Cuaresma es un tiempo marcado por la austeridad, demostrada por el ayuno y la limosna. Un día, cierto ejecutivo le preguntó a su maestro espiritual: "¿En qué modo, la espiritualidad puede ayudar a un hombre de mundo como yo?''. El maestro respondió: "'e puede ayudar a tener de más''. A lo que el otro interrogó: "¿Pero cómo?''. "Enseñándote a desear de menos'', concluyó el guía espiritual. Advertía el apóstol Santiago en su Carta: "Codiciáis y no poseéis? Matáis. ¿Envidiáis y no podéis conseguir? Combatís y hacéis la guerra'' (4,2). Se habla mucho en nuestros días de la agitación y del stress, pero en el fondo se debe al deseo ilimitado por acumular, poseer y adquirir una seguridad que no satisface ni da serenidad al ánimo. Recuerdo en este momento a aquel hombre que iba en un autobús sentado al lado de un niño mendigo que tenía una sola zapatilla. "¿Has perdido la otra alpargata?'', le preguntó. "No, sólo he encontrado una'', respondió el pequeño. "Dejar de consumir lo superfluo para compartir lo necesario'', podría ser un buen lema en este período penitencial de la Cuaresma 2011.
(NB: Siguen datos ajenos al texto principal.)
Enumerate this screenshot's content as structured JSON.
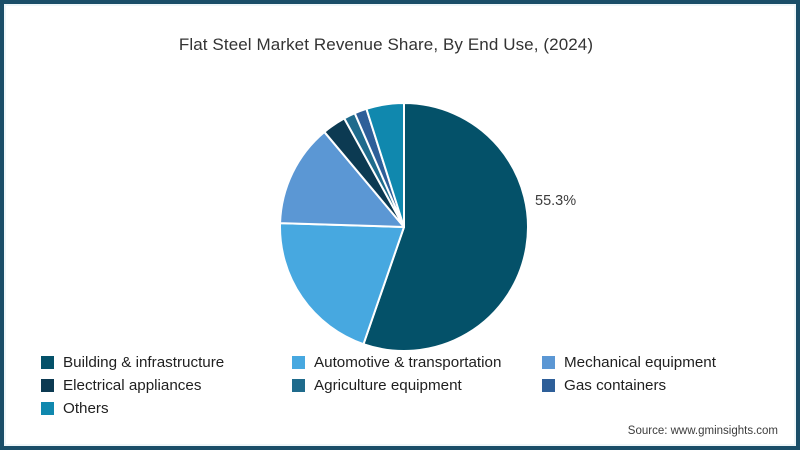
{
  "page": {
    "title": "Flat Steel Market Revenue Share, By End Use, (2024)",
    "source": "Source: www.gminsights.com",
    "border_color": "#1a4e68",
    "background_color": "#ffffff"
  },
  "chart_data": {
    "type": "pie",
    "title": "Flat Steel Market Revenue Share, By End Use, (2024)",
    "legend_position": "bottom",
    "start_angle_deg": 0,
    "direction": "clockwise",
    "segments": [
      {
        "label": "Building & infrastructure",
        "value": 55.3,
        "color": "#045169"
      },
      {
        "label": "Automotive & transportation",
        "value": 20.2,
        "color": "#47a8e0"
      },
      {
        "label": "Mechanical equipment",
        "value": 13.4,
        "color": "#5b97d4"
      },
      {
        "label": "Electrical appliances",
        "value": 3.1,
        "color": "#0c3a52"
      },
      {
        "label": "Agriculture equipment",
        "value": 1.5,
        "color": "#1f6b8c"
      },
      {
        "label": "Gas containers",
        "value": 1.6,
        "color": "#2e5f99"
      },
      {
        "label": "Others",
        "value": 4.9,
        "color": "#1088ae"
      }
    ],
    "data_labels": [
      {
        "segment": "Building & infrastructure",
        "text": "55.3%"
      }
    ]
  }
}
El evangelio de este domingo narra las tentaciones padecidas por Jesús en el desierto, presentadas por Satanás al Mesías. Deberíamos meditar con serenidad la petición del Padrenuestro: "No nos dejes caer en la tentación''. Pero Dios no nos tienta. De hecho Santiago, nos dice: "Cuando alguien se ve tentado, no diga que Dios lo tienta. Dios no conoce la tentación al mal y él no tienta a nadie'' (1,13). La tentación viene del demonio, pero la misión mesiánica de Jesús incluye la superación de las grandes tentaciones que han alejado a los hombres de Dios y los siguen alejando. Jesús ha experimentado en sí mismo estas tentaciones hasta la muerte en la cruz. Una mirada al libro de Job, que sufre el despojo de todo, nos puede ayudar a entender nuestras tentaciones. Satanás quiere demostrar que si le quita todo, acabará renunciando muy pronto también a su religiosidad. Así, Dios le da a Satanás la libertad de someterlo a la prueba, aunque dentro de límites bien definidos: Dios deja que el hombre sea probado, pero no que caiga. El libro de Job nos puede ayudar también a distinguir entre prueba y tentación. Para madurar y pasar cada vez más de una religiosidad de apariencia a una profunda unión con la voluntad de Dios, el hombre necesita la prueba. Igual que el zumo de la uva tiene que fermentar para convertirse en vino de calidad, el hombre necesita pasar por las purificaciones, transformaciones, que son peligrosas para él y en las que puede caer, pero que son el camino indispensable para llegar a sí mismo y a Dios. El amor es siempre un proceso de purificación y de renuncias. Con san Cipriano, y a la luz del evangelio de hoy, deberíamos pedirle a Dios: "Sé que necesito pruebas para que mi ser se purifique. Si dispones esas pruebas sobre mí, si como en el caso de Job, das una cierta libertad al Maligno, entonces, piensa, por favor, en lo limitado de mis fuerzas. No me creas demasiado capaz. Establece unos límites que no sean excesivos, dentro de los cuales puedo ser tentado, y mantente cerca con tu mano protectora cuando la prueba sea desmedidamente ardua para mí''.